# Turbo Levo Trailwatts Supplemental Battery



## Will Fisher (May 12, 2015)

Was surprised I couldn’t find anything about this on here yet so figured I’d post. I have a 2018 Levo Carbon and was looking for a supplemental battery for longer exploration rides, and the Specialized one only works for the SL. Found these guys Trailwatts out of the UK and ordered one of their large 378wh batteries. Here’s what it looks like rigged up. Weight (excluding the wiring harness) is 1775 grams. Just installed it late yesterday and rained all day today so haven’t gotten it out on the trails yet but so far so good.


----------



## MikeTowpathTraveler (Aug 12, 2015)

Very nice looking bike and the Trailwatts battery looks like a well designed, smart fit. I have a Haibike with the Yamaha drive system, so my interest lies not so much in the battery, but the process in getting a battery shipped from England to the states....cost, etc. 
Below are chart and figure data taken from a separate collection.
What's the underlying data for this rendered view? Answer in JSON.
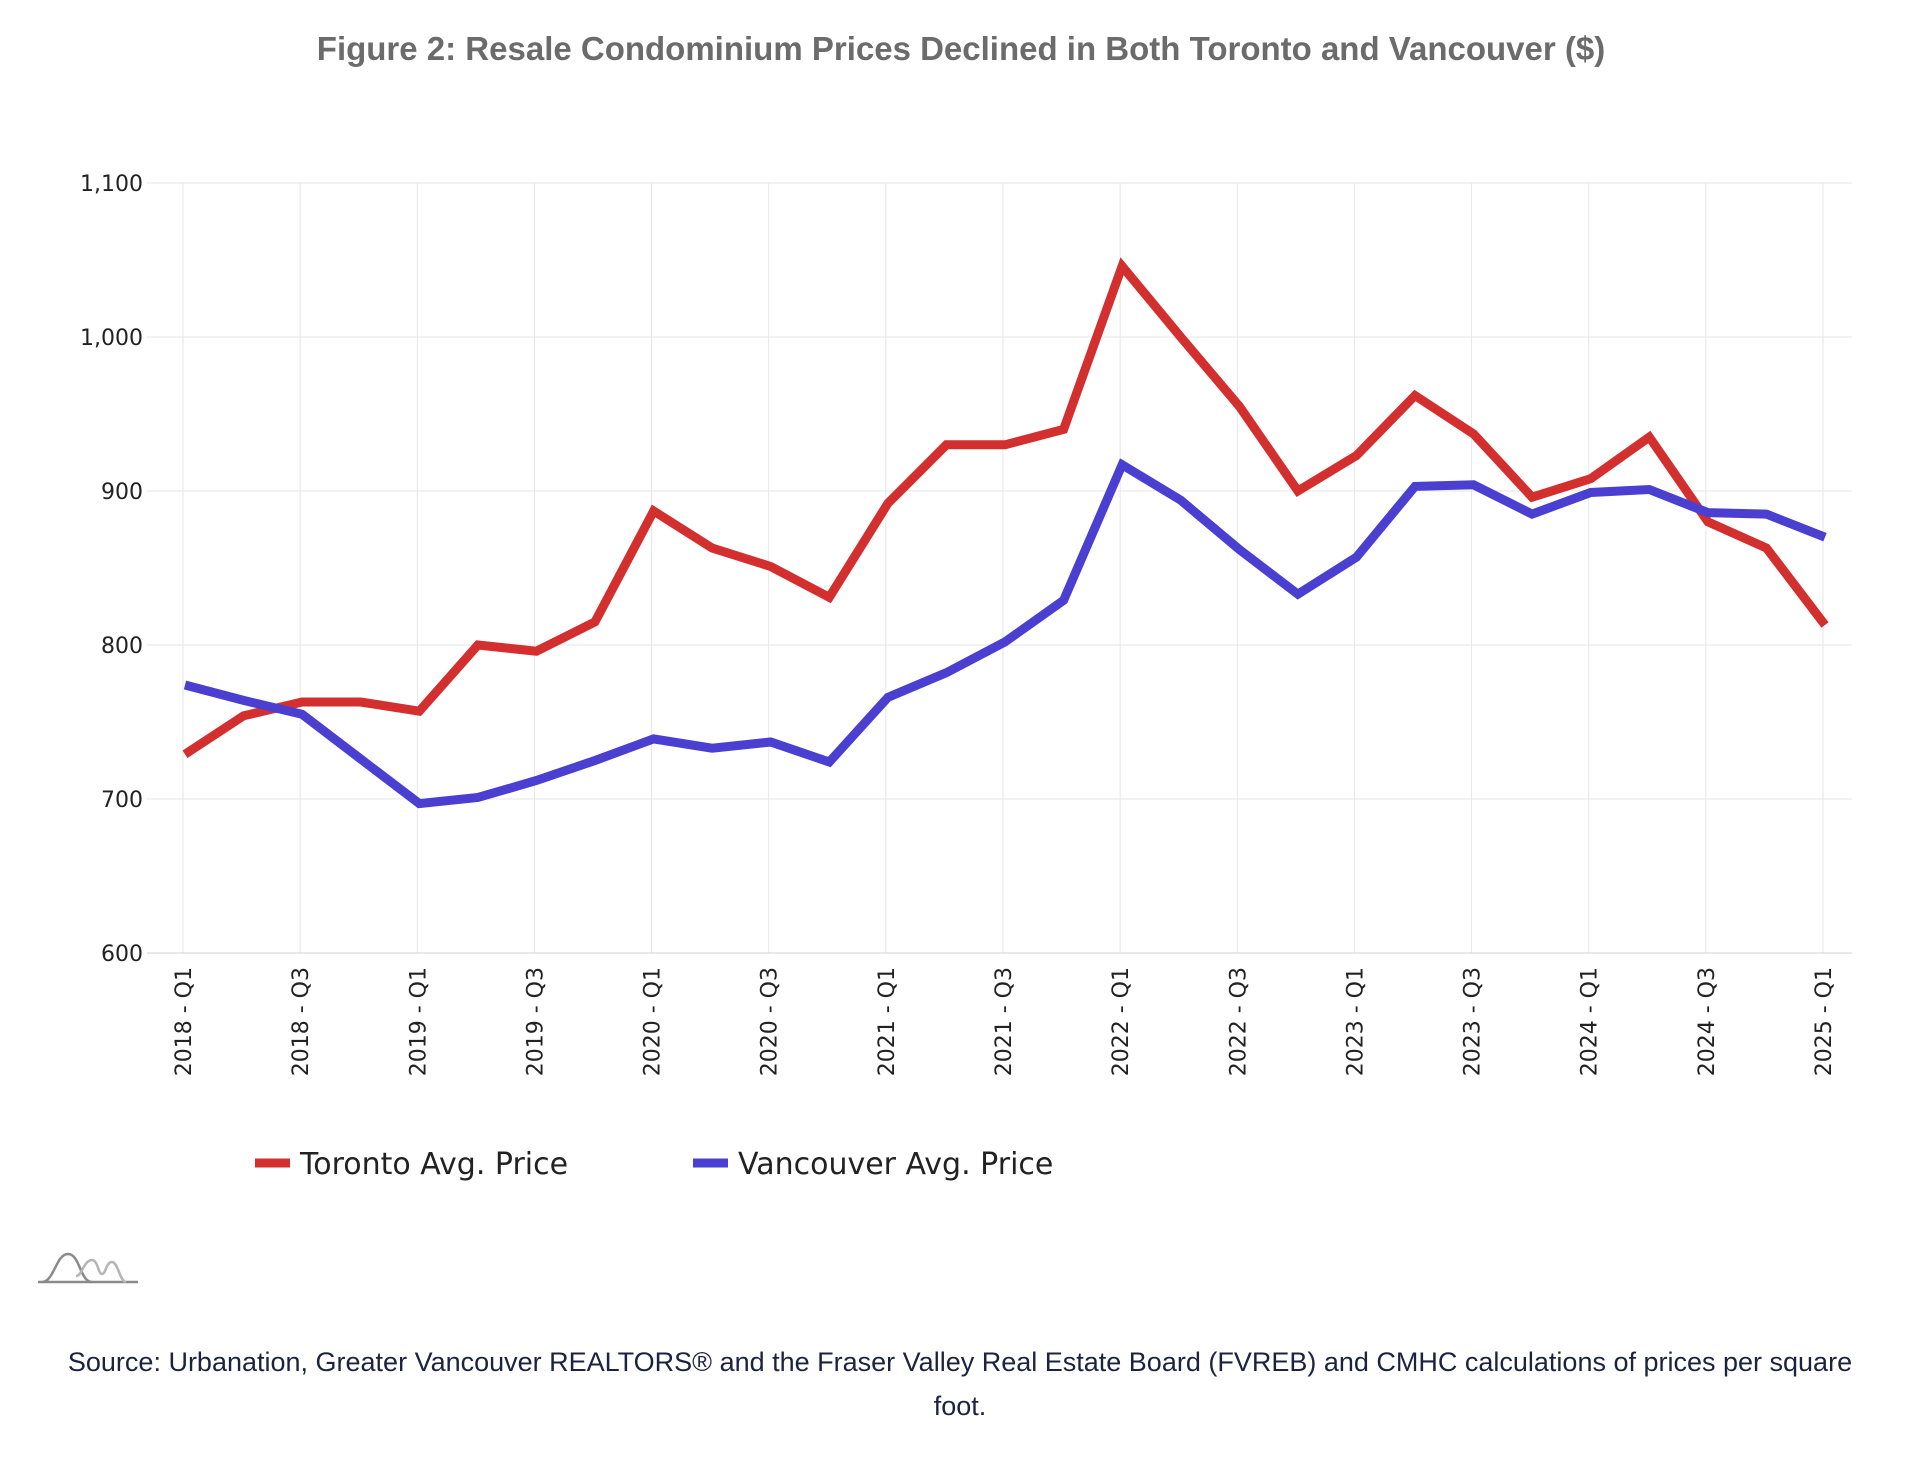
{
  "colors": {
    "toronto": "#d32f2f",
    "vancouver": "#4a3fd1",
    "grid": "#e6e6e6",
    "title": "#6b6b6b"
  },
  "chart_data": {
    "type": "line",
    "title": "Figure 2: Resale Condominium Prices Declined in Both Toronto and Vancouver ($)",
    "xlabel": "",
    "ylabel": "",
    "ylim": [
      600,
      1100
    ],
    "yticks": [
      "600",
      "700",
      "800",
      "900",
      "1,000",
      "1,100"
    ],
    "ytick_values": [
      600,
      700,
      800,
      900,
      1000,
      1100
    ],
    "grid": true,
    "legend_position": "bottom-left",
    "x": [
      "2018 - Q1",
      "2018 - Q2",
      "2018 - Q3",
      "2018 - Q4",
      "2019 - Q1",
      "2019 - Q2",
      "2019 - Q3",
      "2019 - Q4",
      "2020 - Q1",
      "2020 - Q2",
      "2020 - Q3",
      "2020 - Q4",
      "2021 - Q1",
      "2021 - Q2",
      "2021 - Q3",
      "2021 - Q4",
      "2022 - Q1",
      "2022 - Q2",
      "2022 - Q3",
      "2022 - Q4",
      "2023 - Q1",
      "2023 - Q2",
      "2023 - Q3",
      "2023 - Q4",
      "2024 - Q1",
      "2024 - Q2",
      "2024 - Q3",
      "2024 - Q4",
      "2025 - Q1"
    ],
    "xtick_labels": [
      "2018 - Q1",
      "2018 - Q3",
      "2019 - Q1",
      "2019 - Q3",
      "2020 - Q1",
      "2020 - Q3",
      "2021 - Q1",
      "2021 - Q3",
      "2022 - Q1",
      "2022 - Q3",
      "2023 - Q1",
      "2023 - Q3",
      "2024 - Q1",
      "2024 - Q3",
      "2025 - Q1"
    ],
    "series": [
      {
        "name": "Toronto Avg. Price",
        "values": [
          729,
          754,
          763,
          763,
          757,
          800,
          796,
          815,
          887,
          863,
          851,
          831,
          892,
          930,
          930,
          940,
          1046,
          1000,
          955,
          900,
          923,
          962,
          937,
          896,
          908,
          935,
          880,
          863,
          813
        ]
      },
      {
        "name": "Vancouver Avg. Price",
        "values": [
          774,
          764,
          755,
          726,
          697,
          701,
          712,
          725,
          739,
          733,
          737,
          724,
          766,
          782,
          802,
          829,
          917,
          894,
          862,
          833,
          857,
          903,
          904,
          885,
          899,
          901,
          886,
          885,
          870
        ]
      }
    ]
  },
  "source": "Source: Urbanation, Greater Vancouver REALTORS® and the Fraser Valley Real Estate Board (FVREB) and CMHC calculations of prices per square foot."
}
There is a company in Germany that makes a 750wh battery for my H-bike, but there appears to be not one business in that country that will ship that battery to NJ (or anywhere else in the US, for that matter).

Good riding with the supplemental battery and look forward to your long term ownership report!


----------



## Will Fisher (May 12, 2015)

Mike, the battery shipped from within the US for free via UPS and the harness from England. Will report back once I give it a go. Curious to see whether the motor draws from both or one then the other.


----------



## Waterat Pat (Mar 22, 2007)

I have had the Trailwatts for about a year on my 2020 Levo Comp. The TCU just sees one battery just bigger so it drains both simultaneously. You cannot use it as a backup in fact they specifically state not to do that. They are very well put together and work great for the big days.


----------